Retirement can be challenging when you’ve had such an active life and done lots of travelling. I have taken up mountain bike riding using a bike with a little electric motor. It’s a good way to see more of this beautiful country. I have done voice-overs for radio plays and a little bit of stage acting. I try to stay fit and do yoga and I don’t drink as much these days (unless I’m in the wrong company!) Our property in Hawkes Bay has a large garden that needs regular maintenance, so that also keeps me busy.  

The biggest snapper I have ever caught off the coast of Napier, New Zealand, 2025

Even though I’ve settled in New Zealand, I loved Australia. There’s nowhere else in the world where I could have worked as a jackaroo while accumulating some serious savings as a 17-year-old. My life might have turned out very differently if I had been able to get a cadetship as a pilot with Qantas in 1972. I had a girlfriend in Australia and wanted to stay, but once I’d found my passion, I followed it.

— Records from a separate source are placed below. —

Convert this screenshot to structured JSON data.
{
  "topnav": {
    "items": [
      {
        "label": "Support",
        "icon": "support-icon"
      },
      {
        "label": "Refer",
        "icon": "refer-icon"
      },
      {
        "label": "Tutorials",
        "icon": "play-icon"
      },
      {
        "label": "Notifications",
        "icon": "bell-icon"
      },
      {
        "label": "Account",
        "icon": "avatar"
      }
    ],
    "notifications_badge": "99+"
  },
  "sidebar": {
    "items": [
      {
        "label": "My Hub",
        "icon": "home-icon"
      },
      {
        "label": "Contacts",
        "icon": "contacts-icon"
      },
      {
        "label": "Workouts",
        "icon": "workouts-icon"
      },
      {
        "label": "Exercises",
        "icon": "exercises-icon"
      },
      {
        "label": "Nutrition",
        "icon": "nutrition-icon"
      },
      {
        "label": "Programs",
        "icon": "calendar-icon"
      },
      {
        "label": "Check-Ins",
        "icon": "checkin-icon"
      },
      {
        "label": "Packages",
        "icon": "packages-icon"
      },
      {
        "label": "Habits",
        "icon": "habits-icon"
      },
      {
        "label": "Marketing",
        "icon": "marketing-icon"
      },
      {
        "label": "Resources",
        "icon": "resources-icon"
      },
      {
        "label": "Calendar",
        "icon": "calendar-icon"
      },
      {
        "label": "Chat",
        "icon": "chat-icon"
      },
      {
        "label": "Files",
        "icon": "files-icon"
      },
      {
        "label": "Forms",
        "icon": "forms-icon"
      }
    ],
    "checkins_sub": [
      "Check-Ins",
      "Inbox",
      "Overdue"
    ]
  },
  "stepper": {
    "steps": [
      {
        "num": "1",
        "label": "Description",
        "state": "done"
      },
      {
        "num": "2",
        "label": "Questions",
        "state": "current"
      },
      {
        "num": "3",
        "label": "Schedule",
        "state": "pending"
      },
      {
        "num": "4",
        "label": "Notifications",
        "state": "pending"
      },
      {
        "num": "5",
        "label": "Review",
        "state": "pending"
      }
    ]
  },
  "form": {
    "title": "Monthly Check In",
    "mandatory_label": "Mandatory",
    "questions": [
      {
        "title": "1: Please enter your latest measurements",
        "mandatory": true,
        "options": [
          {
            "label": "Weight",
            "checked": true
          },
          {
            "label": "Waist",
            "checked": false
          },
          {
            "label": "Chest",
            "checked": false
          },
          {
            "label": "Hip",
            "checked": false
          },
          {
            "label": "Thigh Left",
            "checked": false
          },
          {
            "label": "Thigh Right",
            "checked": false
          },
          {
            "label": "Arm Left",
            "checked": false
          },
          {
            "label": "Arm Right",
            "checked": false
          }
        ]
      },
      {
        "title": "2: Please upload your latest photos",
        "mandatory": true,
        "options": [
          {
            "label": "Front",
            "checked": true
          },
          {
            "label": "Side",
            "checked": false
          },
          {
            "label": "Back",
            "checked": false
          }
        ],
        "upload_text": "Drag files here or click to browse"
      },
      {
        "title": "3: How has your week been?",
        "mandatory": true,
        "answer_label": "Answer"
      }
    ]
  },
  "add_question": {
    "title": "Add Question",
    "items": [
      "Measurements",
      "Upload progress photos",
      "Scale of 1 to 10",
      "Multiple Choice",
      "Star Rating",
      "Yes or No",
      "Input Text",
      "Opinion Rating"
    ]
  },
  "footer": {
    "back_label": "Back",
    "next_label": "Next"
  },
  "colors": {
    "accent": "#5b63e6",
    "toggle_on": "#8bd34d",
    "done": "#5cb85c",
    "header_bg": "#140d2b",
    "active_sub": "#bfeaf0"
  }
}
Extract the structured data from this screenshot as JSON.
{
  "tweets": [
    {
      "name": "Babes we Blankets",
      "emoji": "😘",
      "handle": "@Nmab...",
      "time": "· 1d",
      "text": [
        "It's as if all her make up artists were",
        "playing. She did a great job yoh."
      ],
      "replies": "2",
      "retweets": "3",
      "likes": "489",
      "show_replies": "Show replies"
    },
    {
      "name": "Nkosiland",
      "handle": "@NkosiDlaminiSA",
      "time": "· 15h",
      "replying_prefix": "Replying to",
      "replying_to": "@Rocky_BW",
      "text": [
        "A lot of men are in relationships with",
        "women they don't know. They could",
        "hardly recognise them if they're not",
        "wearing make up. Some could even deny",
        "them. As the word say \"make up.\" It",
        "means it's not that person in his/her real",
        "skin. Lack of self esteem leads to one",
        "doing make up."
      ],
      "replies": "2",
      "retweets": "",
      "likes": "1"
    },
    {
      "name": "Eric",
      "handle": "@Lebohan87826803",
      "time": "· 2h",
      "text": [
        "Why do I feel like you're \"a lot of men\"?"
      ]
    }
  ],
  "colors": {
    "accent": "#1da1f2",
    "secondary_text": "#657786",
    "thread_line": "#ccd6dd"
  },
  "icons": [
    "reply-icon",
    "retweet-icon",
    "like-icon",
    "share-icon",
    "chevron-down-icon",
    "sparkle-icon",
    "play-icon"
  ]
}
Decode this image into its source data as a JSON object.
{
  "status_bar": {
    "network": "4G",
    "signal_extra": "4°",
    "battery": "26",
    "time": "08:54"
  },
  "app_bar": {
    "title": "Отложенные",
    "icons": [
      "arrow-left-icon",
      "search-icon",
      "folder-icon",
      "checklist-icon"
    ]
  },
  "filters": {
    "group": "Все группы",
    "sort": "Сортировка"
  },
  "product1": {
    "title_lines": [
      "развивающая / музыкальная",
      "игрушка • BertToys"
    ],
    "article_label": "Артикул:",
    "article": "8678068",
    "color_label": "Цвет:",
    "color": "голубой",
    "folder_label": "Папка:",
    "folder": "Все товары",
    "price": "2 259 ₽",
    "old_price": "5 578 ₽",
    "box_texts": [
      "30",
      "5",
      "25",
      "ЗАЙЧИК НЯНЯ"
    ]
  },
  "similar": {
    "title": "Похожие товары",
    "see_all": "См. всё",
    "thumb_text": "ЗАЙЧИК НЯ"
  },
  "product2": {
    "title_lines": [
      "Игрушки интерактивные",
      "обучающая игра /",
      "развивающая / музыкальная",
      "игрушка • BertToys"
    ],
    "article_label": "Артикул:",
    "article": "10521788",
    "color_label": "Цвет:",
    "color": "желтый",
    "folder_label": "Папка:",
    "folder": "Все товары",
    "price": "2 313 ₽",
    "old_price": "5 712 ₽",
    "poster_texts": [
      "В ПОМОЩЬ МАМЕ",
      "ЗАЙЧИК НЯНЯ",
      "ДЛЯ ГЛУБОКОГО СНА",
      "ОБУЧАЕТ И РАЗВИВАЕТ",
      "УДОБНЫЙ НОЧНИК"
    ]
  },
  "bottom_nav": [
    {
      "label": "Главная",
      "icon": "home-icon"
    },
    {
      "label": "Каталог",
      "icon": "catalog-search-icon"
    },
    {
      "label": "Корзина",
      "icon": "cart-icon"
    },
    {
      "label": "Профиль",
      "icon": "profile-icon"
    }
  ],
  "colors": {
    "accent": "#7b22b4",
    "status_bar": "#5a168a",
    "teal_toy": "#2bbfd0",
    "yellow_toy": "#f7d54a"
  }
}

I shall be eternally grateful to Australia for what it gave me.

I feel fortunate to be a ‘Little Brother’, but I know it’s not for everyone. I’m extroverted, curious, and prepared to adapt to my environment. Thinking positively is awfully important, too.

My younger brother Antony (who was known as Stephen) came out to Australia about two or three years after me. He went to work on a sheep station near Julia Creek in Queensland. After two to three years he went back to the UK and joined the army. He’s not as adventurous as me and needs to be in his comfort zone. We are quite different but good friends.

When I reflect on my decision to come to Australia with the BBM when I was just 16 years old, it was absolutely the right one. It was the best thing I ever did. I grew up very quickly and learnt to think for myself. I learnt a very valuable lesson in life very early on: that you have to live with the consequences of your decisions.

Whenever I’ve been faced with a challenge in my life and I’m not sure what to do, I’ve always said ‘yes’. This started with saying ‘yes, I’ll start a new life in Australia as a Little Brother’.